Comprehensive Unit-based Safety Program (CUSP) is really just a particular implementation of Pronovost's second principle, that of establishing a collaborative culture. He recounts how the traditional hierarchical culture in health care puts the doctors at the top of the totem pole, with surgeons the most insistent on their authority. This can keep other members of the team, such as the nurses who usually spend the most time with the patients, from speaking up even when they see something wrong. It also makes health care professionals often discount observations from patients' family members, even though family, who know the patients best of all, may notice important deviations from the patient's norm that would not be obvious to the health care providers. Another factor of the culture change, although Pronovost does not address this directly, is sensitizing team members to notice small things in their routines that seem inefficient or unsafe and to raise these as issues to be addressed.

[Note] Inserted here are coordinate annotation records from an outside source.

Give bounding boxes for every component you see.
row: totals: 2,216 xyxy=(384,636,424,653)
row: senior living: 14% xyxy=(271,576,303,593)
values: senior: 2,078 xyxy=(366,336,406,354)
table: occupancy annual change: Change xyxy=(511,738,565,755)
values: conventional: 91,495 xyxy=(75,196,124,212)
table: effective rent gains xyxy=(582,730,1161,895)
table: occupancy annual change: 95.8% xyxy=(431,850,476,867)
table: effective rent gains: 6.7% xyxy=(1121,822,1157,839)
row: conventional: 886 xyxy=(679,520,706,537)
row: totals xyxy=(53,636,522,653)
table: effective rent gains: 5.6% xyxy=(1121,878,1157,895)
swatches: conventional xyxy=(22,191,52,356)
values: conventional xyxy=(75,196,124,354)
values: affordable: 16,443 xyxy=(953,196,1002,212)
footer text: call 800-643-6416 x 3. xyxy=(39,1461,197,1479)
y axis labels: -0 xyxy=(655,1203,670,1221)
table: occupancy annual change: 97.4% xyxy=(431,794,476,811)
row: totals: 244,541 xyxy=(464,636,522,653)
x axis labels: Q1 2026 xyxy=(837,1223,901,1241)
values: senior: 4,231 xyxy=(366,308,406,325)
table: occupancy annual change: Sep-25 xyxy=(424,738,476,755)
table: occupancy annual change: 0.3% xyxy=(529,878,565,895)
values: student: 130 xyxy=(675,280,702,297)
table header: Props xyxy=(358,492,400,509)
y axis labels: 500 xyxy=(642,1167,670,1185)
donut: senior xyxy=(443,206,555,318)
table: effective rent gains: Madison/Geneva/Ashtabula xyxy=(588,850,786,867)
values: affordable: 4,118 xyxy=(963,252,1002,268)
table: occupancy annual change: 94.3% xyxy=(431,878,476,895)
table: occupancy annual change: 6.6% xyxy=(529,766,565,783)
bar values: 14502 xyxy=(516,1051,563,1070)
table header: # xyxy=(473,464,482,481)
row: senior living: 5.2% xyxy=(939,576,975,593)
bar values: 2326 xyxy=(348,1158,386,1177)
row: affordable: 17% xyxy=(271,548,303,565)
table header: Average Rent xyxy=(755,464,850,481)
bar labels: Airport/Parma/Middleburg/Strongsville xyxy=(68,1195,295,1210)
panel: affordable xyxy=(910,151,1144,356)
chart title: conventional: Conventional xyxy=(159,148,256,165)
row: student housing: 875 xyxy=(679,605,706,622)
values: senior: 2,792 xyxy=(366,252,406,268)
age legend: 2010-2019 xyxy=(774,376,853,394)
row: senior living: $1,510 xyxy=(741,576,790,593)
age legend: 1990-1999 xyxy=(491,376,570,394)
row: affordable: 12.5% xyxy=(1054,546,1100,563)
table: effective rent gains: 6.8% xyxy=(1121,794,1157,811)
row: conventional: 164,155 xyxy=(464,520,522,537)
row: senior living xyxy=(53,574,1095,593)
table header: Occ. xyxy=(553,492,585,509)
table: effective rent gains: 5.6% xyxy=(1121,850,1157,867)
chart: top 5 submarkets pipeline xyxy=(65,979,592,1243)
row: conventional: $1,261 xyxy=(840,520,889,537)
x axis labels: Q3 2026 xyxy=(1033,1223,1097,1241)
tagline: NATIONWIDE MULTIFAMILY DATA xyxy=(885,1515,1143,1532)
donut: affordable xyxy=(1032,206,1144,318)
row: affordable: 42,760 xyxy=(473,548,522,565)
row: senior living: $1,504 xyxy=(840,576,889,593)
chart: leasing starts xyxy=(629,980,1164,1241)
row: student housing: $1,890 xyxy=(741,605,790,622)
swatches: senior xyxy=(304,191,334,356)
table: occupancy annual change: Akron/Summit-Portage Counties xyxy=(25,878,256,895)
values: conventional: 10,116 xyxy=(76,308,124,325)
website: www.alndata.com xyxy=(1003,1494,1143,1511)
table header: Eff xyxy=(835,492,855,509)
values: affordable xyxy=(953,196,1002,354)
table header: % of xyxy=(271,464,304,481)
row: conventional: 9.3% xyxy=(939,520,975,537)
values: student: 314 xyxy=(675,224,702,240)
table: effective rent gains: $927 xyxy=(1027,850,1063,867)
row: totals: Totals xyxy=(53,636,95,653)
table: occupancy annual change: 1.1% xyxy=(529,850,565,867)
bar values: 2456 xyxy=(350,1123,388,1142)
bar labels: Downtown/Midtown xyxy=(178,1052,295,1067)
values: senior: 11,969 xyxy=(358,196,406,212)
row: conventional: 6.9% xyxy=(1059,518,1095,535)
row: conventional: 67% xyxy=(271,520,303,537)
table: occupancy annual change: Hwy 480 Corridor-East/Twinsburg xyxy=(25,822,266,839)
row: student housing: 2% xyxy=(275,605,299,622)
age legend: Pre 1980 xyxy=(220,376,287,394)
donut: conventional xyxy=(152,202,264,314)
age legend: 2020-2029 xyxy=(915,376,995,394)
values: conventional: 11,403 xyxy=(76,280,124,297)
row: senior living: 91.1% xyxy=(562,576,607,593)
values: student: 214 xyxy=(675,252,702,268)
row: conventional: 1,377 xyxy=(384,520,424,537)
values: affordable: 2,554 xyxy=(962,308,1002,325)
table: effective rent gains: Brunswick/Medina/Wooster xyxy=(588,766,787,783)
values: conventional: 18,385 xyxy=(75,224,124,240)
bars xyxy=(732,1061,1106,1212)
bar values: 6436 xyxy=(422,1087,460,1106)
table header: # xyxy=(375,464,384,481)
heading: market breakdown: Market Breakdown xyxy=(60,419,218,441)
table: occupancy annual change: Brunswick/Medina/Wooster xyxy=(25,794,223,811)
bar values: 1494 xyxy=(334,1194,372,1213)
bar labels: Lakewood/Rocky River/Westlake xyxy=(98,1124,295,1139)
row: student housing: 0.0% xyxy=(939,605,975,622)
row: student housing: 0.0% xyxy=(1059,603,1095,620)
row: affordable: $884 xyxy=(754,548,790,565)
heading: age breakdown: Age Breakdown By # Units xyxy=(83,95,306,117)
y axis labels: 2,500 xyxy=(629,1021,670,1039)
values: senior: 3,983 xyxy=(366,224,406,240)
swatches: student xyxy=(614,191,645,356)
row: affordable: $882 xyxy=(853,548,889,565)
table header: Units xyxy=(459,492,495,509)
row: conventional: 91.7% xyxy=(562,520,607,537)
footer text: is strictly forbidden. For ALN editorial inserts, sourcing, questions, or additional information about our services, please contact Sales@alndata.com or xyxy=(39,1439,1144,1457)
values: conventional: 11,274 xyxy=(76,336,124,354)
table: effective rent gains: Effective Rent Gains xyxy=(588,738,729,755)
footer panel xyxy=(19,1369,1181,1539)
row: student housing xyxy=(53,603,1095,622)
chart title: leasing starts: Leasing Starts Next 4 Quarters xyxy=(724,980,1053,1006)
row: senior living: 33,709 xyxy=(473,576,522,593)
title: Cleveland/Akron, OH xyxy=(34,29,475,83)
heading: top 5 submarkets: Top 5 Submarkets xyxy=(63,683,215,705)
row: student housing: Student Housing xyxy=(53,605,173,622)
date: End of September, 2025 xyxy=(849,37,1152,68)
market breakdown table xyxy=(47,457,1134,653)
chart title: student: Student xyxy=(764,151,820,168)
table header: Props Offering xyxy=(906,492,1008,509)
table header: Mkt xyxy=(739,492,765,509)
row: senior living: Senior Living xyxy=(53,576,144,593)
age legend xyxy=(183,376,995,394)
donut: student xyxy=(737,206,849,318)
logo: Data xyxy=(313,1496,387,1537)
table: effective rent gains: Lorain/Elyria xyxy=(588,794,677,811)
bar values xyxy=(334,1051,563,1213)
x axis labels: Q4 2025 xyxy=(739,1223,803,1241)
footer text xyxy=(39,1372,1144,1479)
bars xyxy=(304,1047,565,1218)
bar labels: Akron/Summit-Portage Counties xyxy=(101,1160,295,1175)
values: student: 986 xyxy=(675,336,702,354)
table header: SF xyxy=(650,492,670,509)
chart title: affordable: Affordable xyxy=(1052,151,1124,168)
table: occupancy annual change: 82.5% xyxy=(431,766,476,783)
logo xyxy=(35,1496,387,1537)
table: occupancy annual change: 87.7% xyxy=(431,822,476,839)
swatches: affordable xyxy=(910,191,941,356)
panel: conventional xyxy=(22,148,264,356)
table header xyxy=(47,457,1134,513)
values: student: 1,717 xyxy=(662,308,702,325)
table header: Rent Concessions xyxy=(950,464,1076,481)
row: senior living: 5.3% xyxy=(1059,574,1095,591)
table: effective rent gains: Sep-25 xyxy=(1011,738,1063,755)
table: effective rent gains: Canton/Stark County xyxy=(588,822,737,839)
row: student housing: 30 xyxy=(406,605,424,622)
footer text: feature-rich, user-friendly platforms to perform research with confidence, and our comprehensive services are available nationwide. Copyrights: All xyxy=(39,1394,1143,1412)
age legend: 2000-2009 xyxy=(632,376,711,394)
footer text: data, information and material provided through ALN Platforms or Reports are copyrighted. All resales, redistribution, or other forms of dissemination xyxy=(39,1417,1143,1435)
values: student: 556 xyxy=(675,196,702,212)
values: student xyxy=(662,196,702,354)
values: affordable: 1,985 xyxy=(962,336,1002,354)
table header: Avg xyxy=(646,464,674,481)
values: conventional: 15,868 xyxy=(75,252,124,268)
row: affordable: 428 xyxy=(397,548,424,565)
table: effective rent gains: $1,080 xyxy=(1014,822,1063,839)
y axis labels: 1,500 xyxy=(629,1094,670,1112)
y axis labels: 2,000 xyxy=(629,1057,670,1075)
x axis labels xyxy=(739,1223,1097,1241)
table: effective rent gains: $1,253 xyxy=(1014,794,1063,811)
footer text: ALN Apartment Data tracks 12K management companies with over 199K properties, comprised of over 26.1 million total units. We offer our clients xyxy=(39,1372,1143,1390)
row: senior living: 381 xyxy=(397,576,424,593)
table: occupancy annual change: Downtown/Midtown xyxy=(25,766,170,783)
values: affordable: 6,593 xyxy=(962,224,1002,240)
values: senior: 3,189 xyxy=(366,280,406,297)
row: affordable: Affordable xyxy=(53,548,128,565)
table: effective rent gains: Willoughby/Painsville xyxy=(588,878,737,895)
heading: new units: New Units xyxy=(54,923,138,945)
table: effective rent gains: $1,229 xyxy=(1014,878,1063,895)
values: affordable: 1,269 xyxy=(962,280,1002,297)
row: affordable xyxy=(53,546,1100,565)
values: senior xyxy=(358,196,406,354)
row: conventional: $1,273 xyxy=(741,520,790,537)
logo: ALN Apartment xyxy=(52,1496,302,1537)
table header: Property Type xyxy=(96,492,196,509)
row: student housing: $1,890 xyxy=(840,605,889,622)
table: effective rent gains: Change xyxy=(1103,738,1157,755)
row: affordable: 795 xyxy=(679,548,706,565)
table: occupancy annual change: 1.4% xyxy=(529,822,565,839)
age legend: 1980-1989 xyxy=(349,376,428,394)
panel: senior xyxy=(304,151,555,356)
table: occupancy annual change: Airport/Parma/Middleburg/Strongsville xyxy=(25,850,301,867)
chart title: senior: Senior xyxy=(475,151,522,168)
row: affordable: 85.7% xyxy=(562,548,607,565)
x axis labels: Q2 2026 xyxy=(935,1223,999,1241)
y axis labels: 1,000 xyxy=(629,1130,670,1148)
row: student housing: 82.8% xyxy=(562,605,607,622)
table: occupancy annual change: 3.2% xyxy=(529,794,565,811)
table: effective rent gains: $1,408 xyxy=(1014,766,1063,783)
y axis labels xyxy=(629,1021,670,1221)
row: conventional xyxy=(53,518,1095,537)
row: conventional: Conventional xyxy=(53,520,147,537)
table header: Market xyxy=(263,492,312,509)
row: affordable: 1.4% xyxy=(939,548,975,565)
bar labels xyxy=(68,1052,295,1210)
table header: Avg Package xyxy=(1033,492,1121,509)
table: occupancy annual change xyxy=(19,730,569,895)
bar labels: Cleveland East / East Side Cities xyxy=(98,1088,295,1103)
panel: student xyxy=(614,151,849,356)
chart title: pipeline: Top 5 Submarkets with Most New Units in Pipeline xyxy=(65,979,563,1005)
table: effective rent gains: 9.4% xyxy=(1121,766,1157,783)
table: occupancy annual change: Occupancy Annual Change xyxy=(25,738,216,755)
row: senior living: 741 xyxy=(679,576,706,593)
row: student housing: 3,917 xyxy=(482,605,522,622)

Another item that Pronovost emphasizes, which I heartily endorse, is the importance of collecting data and measuring results. From daily experience health care members may know what things at a macro level they want to improve, but data will tell them how bad the situation is, perhaps suggest the best places to start making changes, and let them know how successful the change was. Pronovost does not, however, give much in the way of tips on how to get the data you may want or need, which is often not a simple task.
Pronovost clearly is a real believer in what he does, and I love his message. Given that the book is 271 pages long, though, he would have been much more useful if he had included more general guidelines or suggestions on how to implement TRIP and CUSP in a given environment and less narrative about Pronovost's cross-country speaking and consulting engagements.